The lessons - five times a week for up to 90 minutes - allows her friend to practice her online teaching skills, while her friends learn Spanish, Melike says.
"Frankly speaking, I had an issue with this kind of technology and online learning and didn't believe in its efficiency before. However, it is working perfectly."
She adds: "As a person brought up in face-to-face learning settings in schools, I was not very familiar and interested in distance learning. The curfew and quarantine due to the pandemic forced not only a paradigm shift in formal education, but also a behavioural change in me in terms of learning."
In a country with a population of 80 million, tough lockdown restrictions have kept confirmed Covid-19 cases to around 130,000 and deaths to 3,500 or so.
In normal times Melike's course would have meant attending a college setting, but as she observes: "Another advantage of online learning is I am not losing time in traffic trying to reach a course place and back home."
One world, together. For Gyulsanem, an English teacher from Nukus, Uzbekistan, the regional capital of Karakalpakistan famed for its Igor Savitsky Collection of Soviet dissident art at the regional state museum, one of the key lessons of the coronavirus pandemic has been to understand that "we are one world, and we are together."
Gyulsanem, who has been teaching nearly 13 years, says the lockdown introduced in Uzbekistan mid March, is challenging for someone used to interacting with her students, noting "we all miss our schools and children."

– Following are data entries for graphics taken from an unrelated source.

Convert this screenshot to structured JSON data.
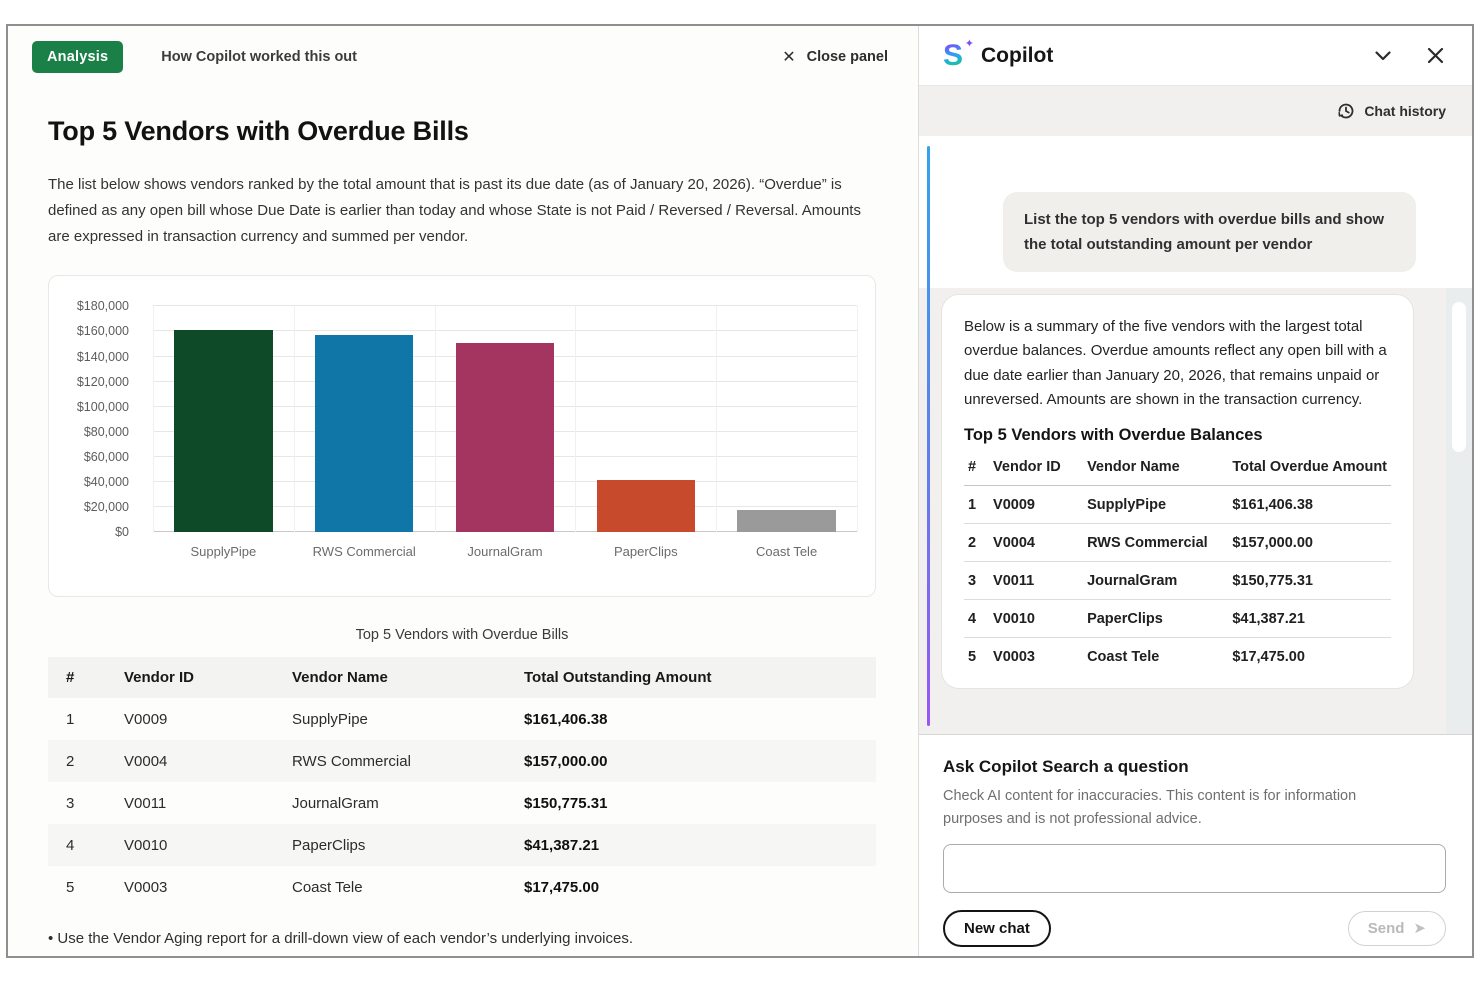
{
  "left_panel": {
    "badge": "Analysis",
    "tab_label": "How Copilot worked this out",
    "close_x": "✕",
    "close_label": "Close panel",
    "title": "Top 5 Vendors with Overdue Bills",
    "description": "The list below shows vendors ranked by the total amount that is past its due date (as of January 20, 2026). “Overdue” is defined as any open bill whose Due Date is earlier than today and whose State is not Paid / Reversed / Reversal. Amounts are expressed in transaction currency and summed per vendor.",
    "table_title": "Top 5 Vendors with Overdue Bills",
    "table": {
      "headers": [
        "#",
        "Vendor ID",
        "Vendor Name",
        "Total Outstanding Amount"
      ],
      "rows": [
        [
          "1",
          "V0009",
          "SupplyPipe",
          "$161,406.38"
        ],
        [
          "2",
          "V0004",
          "RWS Commercial",
          "$157,000.00"
        ],
        [
          "3",
          "V0011",
          "JournalGram",
          "$150,775.31"
        ],
        [
          "4",
          "V0010",
          "PaperClips",
          "$41,387.21"
        ],
        [
          "5",
          "V0003",
          "Coast Tele",
          "$17,475.00"
        ]
      ]
    },
    "footnote": "• Use the Vendor Aging report for a drill-down view of each vendor’s underlying invoices."
  },
  "chart_data": {
    "type": "bar",
    "categories": [
      "SupplyPipe",
      "RWS Commercial",
      "JournalGram",
      "PaperClips",
      "Coast Tele"
    ],
    "values": [
      161406.38,
      157000.0,
      150775.31,
      41387.21,
      17475.0
    ],
    "bar_colors": [
      "#0e4a28",
      "#0f76a7",
      "#a43561",
      "#c74a2d",
      "#9a9a9a"
    ],
    "title": "Top 5 Vendors with Overdue Bills",
    "xlabel": "",
    "ylabel": "",
    "ylim": [
      0,
      180000
    ],
    "ytick_values": [
      0,
      20000,
      40000,
      60000,
      80000,
      100000,
      120000,
      140000,
      160000,
      180000
    ],
    "ytick_labels": [
      "$0",
      "$20,000",
      "$40,000",
      "$60,000",
      "$80,000",
      "$100,000",
      "$120,000",
      "$140,000",
      "$160,000",
      "$180,000"
    ],
    "grid": true,
    "legend": "none"
  },
  "copilot": {
    "title": "Copilot",
    "logo_letter": "S",
    "logo_spark": "✦",
    "chat_history_label": "Chat history",
    "user_message": "List the top 5 vendors with overdue bills and show the total outstanding amount per vendor",
    "response": {
      "intro": "Below is a summary of the five vendors with the largest total overdue balances. Overdue amounts reflect any open bill with a due date earlier than January 20, 2026, that remains unpaid or unreversed. Amounts are shown in the transaction currency.",
      "table_heading": "Top 5 Vendors with Overdue Balances",
      "table": {
        "headers": [
          "#",
          "Vendor ID",
          "Vendor Name",
          "Total Overdue Amount"
        ],
        "rows": [
          [
            "1",
            "V0009",
            "SupplyPipe",
            "$161,406.38"
          ],
          [
            "2",
            "V0004",
            "RWS Commercial",
            "$157,000.00"
          ],
          [
            "3",
            "V0011",
            "JournalGram",
            "$150,775.31"
          ],
          [
            "4",
            "V0010",
            "PaperClips",
            "$41,387.21"
          ],
          [
            "5",
            "V0003",
            "Coast Tele",
            "$17,475.00"
          ]
        ]
      }
    },
    "footer": {
      "prompt_title": "Ask Copilot Search a question",
      "disclaimer": "Check AI content for inaccuracies. This content is for information purposes and is not professional advice.",
      "input_value": "",
      "new_chat_label": "New chat",
      "send_label": "Send",
      "send_arrow": "➤"
    }
  },
  "colors": {
    "badge_green": "#1a8048",
    "accent_gradient_top": "#35a3ec",
    "accent_gradient_bottom": "#9a55f2",
    "chat_bg": "#f1f0ee",
    "frame_border": "#8f8f8f"
  }
}
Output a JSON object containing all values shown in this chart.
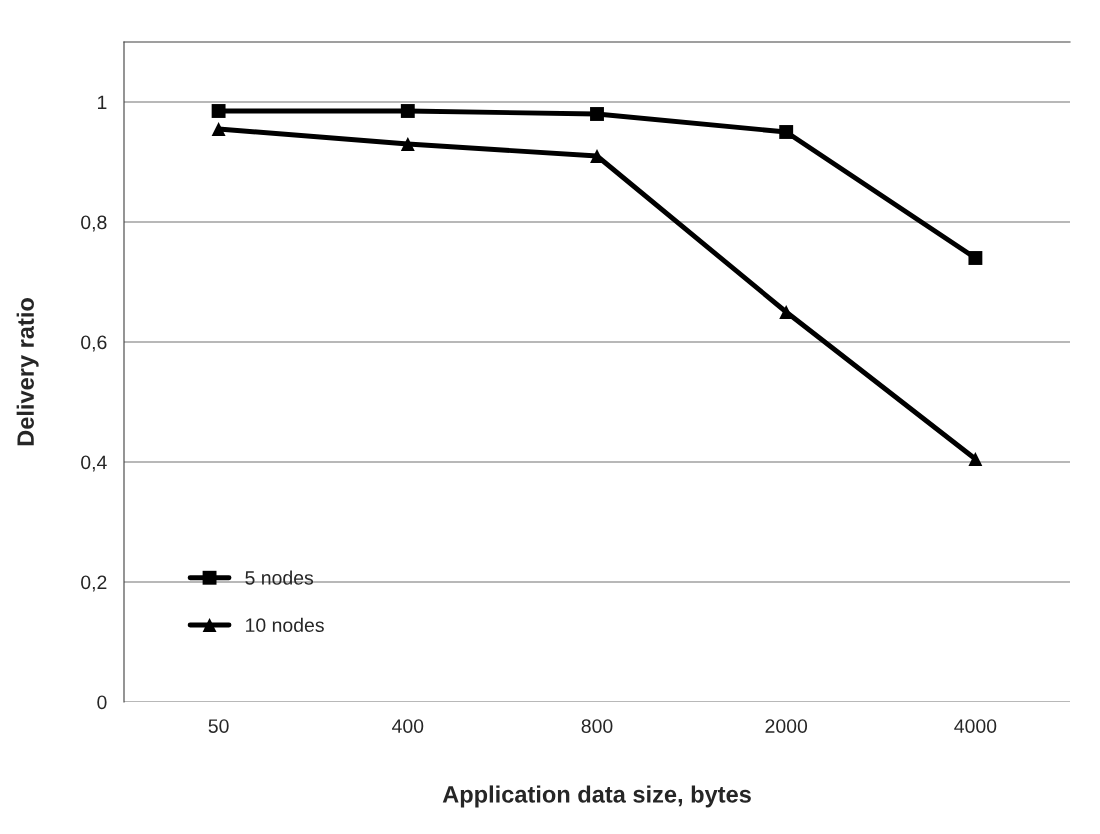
{
  "chart_data": {
    "type": "line",
    "xlabel": "Application data size, bytes",
    "ylabel": "Delivery ratio",
    "categories": [
      "50",
      "400",
      "800",
      "2000",
      "4000"
    ],
    "series": [
      {
        "name": "5 nodes",
        "color": "#000000",
        "marker": "square",
        "values": [
          0.985,
          0.985,
          0.98,
          0.95,
          0.74
        ]
      },
      {
        "name": "10 nodes",
        "color": "#000000",
        "marker": "triangle",
        "values": [
          0.955,
          0.93,
          0.91,
          0.65,
          0.405
        ]
      }
    ],
    "ylim": [
      0,
      1.1
    ],
    "yticks": [
      0,
      {
        "value": 0.2,
        "label": "0,2"
      },
      {
        "value": 0.4,
        "label": "0,4"
      },
      {
        "value": 0.6,
        "label": "0,6"
      },
      {
        "value": 0.8,
        "label": "0,8"
      },
      1
    ],
    "grid": "y",
    "legend": "bottom left",
    "line_style": "solid"
  }
}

However, early action in the large Central Asian republic, which closed its borders to foreigners March 16, has been effective at containing the pandemic, with just 2,200 cases of Covid-19 and 10 deaths recorded.
A wide range of online and terrestrial television-based distance learning courses have been introduced by central government, including the introduction of a library of 3,500 digitalised textbooks.
Gyulsanem says: "I had never used teaching online with my students but I had practiced it. We tried to use our telegram channel where we can record my voice and video lessons and presentations .Students also had difficulties responding to their homework. At the beginning it was so difficult to sit and explain online but then we got used to online lessons.
"Thanks to our government they also support us: they give online scheduled lessons on TV."
But she adds: "The one thing I have learned from COVID-19 is the value of life, the value of family and the love of my place of work and children. To teach face to face is more effective and fun. You can feel see your pupils' emotions. I really miss my pupils, my room, everything that connected to my teaching."
Gyulsanem sent the ETF images of a couple of pieces of artwork her young charges had completed during lockdown.
Technology supports knowledge. Shaboz Abdulkhayov, a student on a German Hof University affiliated course at Kazakhstan's KazGUU University in Almaty, sees the positive side of distance learning from a technological point of view.
"As a result of the pandemic, all of us are in lockdown, with no classes at schools and universities. Still, technology proved one more time that no matter what the situation, we can get the needed knowledge. The key point is that distance learning decreases the spread of COVID-19."
It does not mean that it is plain sailing, he adds.
"You need really high motivation; you have to push yourself to do something. You don’t feel the sense of being a student, because people events build up in your memory."
Some specific courses are not idea for online, such as "taking language courses - because they need practice and conversation with others."
The ergonomics of sitting in front of a computer screen too long are also a source of concern.
"It is impossible to solve all problems online," he adds.